Fraud and cybercrime cost the UK economy nearly £11 billion over the past year, according to the latest figures from Get Safe Online and the National Fraud Intelligence Bureau (NFIB).

This averages out at around £520 per victim, although the real figure could be even higher given that 39% of those polled who claimed to have been hit by cybercrime said they didn’t report the incident.

Over half (53%) said they’ve received phishing emails, 28% have been contacted by someone trying to trick them into divulging their info, and 10% have actually had their email or social media accounts hacked.

Despite rising concerns over the impact of cybercrime, there’s still a worrying lack of awareness amongst the public.

Some 89% said they were somewhat or very concerned about their online safety and security, but many (43%) still use the same password for multiple accounts, over half (59%) claimed they don’t know how to update social media privacy settings and nearly a third (29%) don’t back up.

What’s more, many (38%) of those victims of cybercrime said they didn’t report the matter as they felt it was too trivial.

Get Safe Online CEO Tony Neate admitted the results show there’s still “a big education job to do.”

“Let’s not let cybercriminals get away with it anymore by ensuring that each and every one of us is updating the operating systems of our various devices and ensuring security software is always updated,” he added.

“What’s more we all need to ensure that we have a different password for each online account we own and website we visit.
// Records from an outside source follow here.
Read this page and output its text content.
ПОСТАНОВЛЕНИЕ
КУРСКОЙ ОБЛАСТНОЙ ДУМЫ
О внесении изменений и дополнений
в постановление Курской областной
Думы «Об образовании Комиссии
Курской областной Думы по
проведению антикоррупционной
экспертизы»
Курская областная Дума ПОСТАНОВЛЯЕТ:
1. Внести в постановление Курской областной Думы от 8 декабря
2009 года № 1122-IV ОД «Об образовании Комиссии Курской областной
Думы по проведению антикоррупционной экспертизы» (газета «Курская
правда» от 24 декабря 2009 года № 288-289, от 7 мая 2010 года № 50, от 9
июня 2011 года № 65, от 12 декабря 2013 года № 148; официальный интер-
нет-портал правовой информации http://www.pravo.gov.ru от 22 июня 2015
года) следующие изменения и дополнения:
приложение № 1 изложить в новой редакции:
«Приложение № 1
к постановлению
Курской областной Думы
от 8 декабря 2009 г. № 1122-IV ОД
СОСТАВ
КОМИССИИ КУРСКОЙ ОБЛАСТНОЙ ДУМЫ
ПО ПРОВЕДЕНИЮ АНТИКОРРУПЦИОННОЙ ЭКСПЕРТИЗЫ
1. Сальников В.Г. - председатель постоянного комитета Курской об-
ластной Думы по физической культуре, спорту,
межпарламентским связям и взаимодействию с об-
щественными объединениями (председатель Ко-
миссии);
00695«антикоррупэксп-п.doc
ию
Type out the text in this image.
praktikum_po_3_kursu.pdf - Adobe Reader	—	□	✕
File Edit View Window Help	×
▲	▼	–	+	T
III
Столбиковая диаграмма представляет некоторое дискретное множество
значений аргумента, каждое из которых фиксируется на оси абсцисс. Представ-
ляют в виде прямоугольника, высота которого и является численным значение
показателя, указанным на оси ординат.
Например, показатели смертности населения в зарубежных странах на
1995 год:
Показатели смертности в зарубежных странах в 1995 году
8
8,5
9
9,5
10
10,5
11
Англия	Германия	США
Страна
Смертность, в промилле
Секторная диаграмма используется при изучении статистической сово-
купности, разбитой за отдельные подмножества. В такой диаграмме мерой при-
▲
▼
Online safety needs to be part of our everyday routines.”

Nick Brown, managing director of identity security firm GBG, urged users to be more vigilant about where personal information is stored, and try to limit the amount of sensitive info they put online.

“In the first instance, a fraudster will use the actual identity of an individual and thereafter, they will create synthetic identities compiled from elements of the data stolen from an individual,” he explained.

“The butterfly effect – the implications that impact an individual long after the fraudulent activity has occurred or is discovered – can be catastrophic. Vigilance, therefore, is needed in order to prevent loss of personal data, or one’s identity.”